A team of engineers and biologists at the University of Colorado Boulder have discovered new insights into how mechanical forces guide the development of cells early in the life of an organism, and might lead to pathologies in the future.
The findings could one day help researchers develop new treatments for heart disease in humans and even develop more authetic artificial tissue in the lab. The group, led by biomedical engineer Corey Neu, published its results Dec. 2 in the journal Nature Biomedical Engineering.
“We were interested in the development of healthy cells, and the health of a cell requires that the nucleus senses mechanical forces in a particular way,” said Neu, professor of biomedical engineering at CU Boulder.
One of those forces is tension, explained Neu and study co-author Benjamin Seelbinder, a former graduate student in mechanical engineering at CU Boulder. Tension stretches the cell in a defined way, resulting in the reorganization of its nucleus—the small structure within a cell that stores DNA. That modification changes the expression of genes, which could indicate certain diseases in patients.
The upside is that researchers could also manipulate the same tension moving through a cell, leading to new advances in medicine and beyond, the researcher said.
Seelbinder, who is now a postdoctoral associate at the Max Planck Institute of Molecular Cell Biology and Genetics, first discovered that mechanical forces shape nuclei while studying the cardiovascular cells of embryotic mice.
He used heart cells because they contract on their own, making them the perfect model to study nuclear deformation. Seelbinder noticed the contractions caused the nucleus to be stiff, rigid and dense in certain areas. In other areas, the nucleus appeared to be loosely organized.
“There is a certain well-defined structure that the nucleus takes on,” Neu said. “It is not just a soft gel.”

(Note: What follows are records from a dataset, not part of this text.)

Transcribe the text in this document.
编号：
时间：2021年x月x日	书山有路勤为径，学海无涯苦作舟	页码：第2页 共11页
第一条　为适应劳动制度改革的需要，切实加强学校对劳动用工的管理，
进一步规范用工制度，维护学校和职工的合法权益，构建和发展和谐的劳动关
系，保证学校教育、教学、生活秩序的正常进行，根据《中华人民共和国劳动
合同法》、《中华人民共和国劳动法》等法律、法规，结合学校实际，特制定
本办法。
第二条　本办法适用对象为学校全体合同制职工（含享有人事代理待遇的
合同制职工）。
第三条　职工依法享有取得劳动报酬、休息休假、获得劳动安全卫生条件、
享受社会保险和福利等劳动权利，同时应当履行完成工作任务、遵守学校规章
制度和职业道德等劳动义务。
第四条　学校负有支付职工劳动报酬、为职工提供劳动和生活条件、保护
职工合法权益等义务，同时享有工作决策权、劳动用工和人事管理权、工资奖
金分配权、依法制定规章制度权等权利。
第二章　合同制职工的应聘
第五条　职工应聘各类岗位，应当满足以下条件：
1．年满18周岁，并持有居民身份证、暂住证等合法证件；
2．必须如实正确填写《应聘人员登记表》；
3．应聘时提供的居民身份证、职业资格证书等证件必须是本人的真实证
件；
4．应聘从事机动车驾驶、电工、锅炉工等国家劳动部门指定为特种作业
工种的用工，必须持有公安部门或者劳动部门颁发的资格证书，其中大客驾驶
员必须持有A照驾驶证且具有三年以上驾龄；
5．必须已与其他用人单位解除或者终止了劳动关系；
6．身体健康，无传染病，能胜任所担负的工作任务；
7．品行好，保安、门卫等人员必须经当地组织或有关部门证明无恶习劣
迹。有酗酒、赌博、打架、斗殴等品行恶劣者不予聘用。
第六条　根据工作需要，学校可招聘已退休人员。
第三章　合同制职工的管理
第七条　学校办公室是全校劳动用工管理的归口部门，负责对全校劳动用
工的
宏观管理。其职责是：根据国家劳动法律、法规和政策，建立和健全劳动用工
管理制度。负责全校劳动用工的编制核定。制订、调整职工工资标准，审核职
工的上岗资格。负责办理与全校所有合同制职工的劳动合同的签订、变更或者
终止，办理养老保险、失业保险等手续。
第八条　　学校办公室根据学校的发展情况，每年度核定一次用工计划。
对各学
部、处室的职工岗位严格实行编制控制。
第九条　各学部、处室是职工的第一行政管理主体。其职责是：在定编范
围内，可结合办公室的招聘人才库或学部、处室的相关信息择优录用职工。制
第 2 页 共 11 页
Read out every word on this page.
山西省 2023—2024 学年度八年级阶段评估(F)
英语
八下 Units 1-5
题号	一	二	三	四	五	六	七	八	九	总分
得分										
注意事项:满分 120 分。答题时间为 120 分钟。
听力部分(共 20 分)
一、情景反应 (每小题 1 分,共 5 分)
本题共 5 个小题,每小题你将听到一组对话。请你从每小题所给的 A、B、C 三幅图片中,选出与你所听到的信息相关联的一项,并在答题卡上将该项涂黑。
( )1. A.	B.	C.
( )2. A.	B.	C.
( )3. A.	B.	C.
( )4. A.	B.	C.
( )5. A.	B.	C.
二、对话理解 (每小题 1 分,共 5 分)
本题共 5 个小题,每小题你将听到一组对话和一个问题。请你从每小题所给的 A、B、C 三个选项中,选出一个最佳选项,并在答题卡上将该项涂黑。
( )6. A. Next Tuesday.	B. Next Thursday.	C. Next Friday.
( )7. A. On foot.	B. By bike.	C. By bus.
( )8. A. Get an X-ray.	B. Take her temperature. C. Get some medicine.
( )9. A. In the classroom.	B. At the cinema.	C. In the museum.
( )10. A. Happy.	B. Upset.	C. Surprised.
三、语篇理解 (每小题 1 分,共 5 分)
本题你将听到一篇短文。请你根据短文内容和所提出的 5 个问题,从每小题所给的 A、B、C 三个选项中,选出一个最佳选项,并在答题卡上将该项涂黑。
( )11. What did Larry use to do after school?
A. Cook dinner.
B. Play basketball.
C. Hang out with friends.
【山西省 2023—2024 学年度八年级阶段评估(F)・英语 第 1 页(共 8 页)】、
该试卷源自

Neu and Seelbinder concluded the contractions result from mechanical forces and tension moving through cells. Those contractions reorganize each cell’s chromatin, a mixture of proteins, DNA and other molecules within a nucleus that holds an organism’s genetic code.
Those mechanics also matter as organisms age. Neu and Seelbinder found, for example, animals that experienced nuclear reorganization later in life developed pathology with symptoms that an older human with cardiovascular disease or hypertension might experience. In some cases, the gene expression established during development reorganized again when mice became adults. That lead to the loss of cell identity and cell activity. Contractions in heart cells stopped, leading to cardiac arrest.
“It is not just about the development, but the role of the mechanics and the organization of the nucleus is also really important at later stages of life,” Neu said.
To build on those findings, the researchers studied patients with heart conditions like cardiomyopathy, a disease that makes it harder for the heart to pump blood. Cardiomyopathy thickens the heart muscle, causing fewer contractions and less nuclear deformation. As a result, the chromatin reorganizes and cellular identity declines.
“If you use markers like how much blood does the heart pump and correlate it over the reorganization of the nucleus, it was highly predictive,” Seelbinder said. “That means you can take a little bit of the tissue, look at the organization of the nucleus and can tell whether that organ functions well or not.”
He added that the findings opened the door not just for diagnostic potentials, but for potentially new therapies for heart disease, as well.
Neu and Seelbinder’s research could also help change the landscape for artificial tissue engineering. Neu said if researchers know how the heart develops—what triggers the transition from a collection of cells to a fully functional organ or organism—they could potentially mimic that developmental processes in the lab.
Their research is a blueprint of the developmental path, which could also set the stage for new regenerative technologies and the possibility of organ-on-chip models used in drug discovery.
“Pharmaceutical companies may want to screen new kinds of drugs, for example,” Neu said. “If you have a replicated heart tissue with the correct nuclei and function, if you can create a miniaturized model of a person, then it may be possible to screen candidate drugs that might be most effective in humans.”
Scientists from Purdue University and the University of Pennsylvania also contributed to this research. Other CU Boulder co-authors from the Paul M. Rady Department of Mechanical Engineering included former postdoctoral researcher Soham Ghosh, PhD students Stephanie Schneider and Adrienne Scott and Professor Sarah Calve. Postdoctoral associate Eduard Casas, PhD student Alison Swearingen and Professor Justin Brumbaugh from the Department of Molecular, Cellular and Developmental Biology co-authored the paper, as well.
The research was supported in part by a CAREER grant from the National Science Foundation, and research grants from the National Institutes of Health.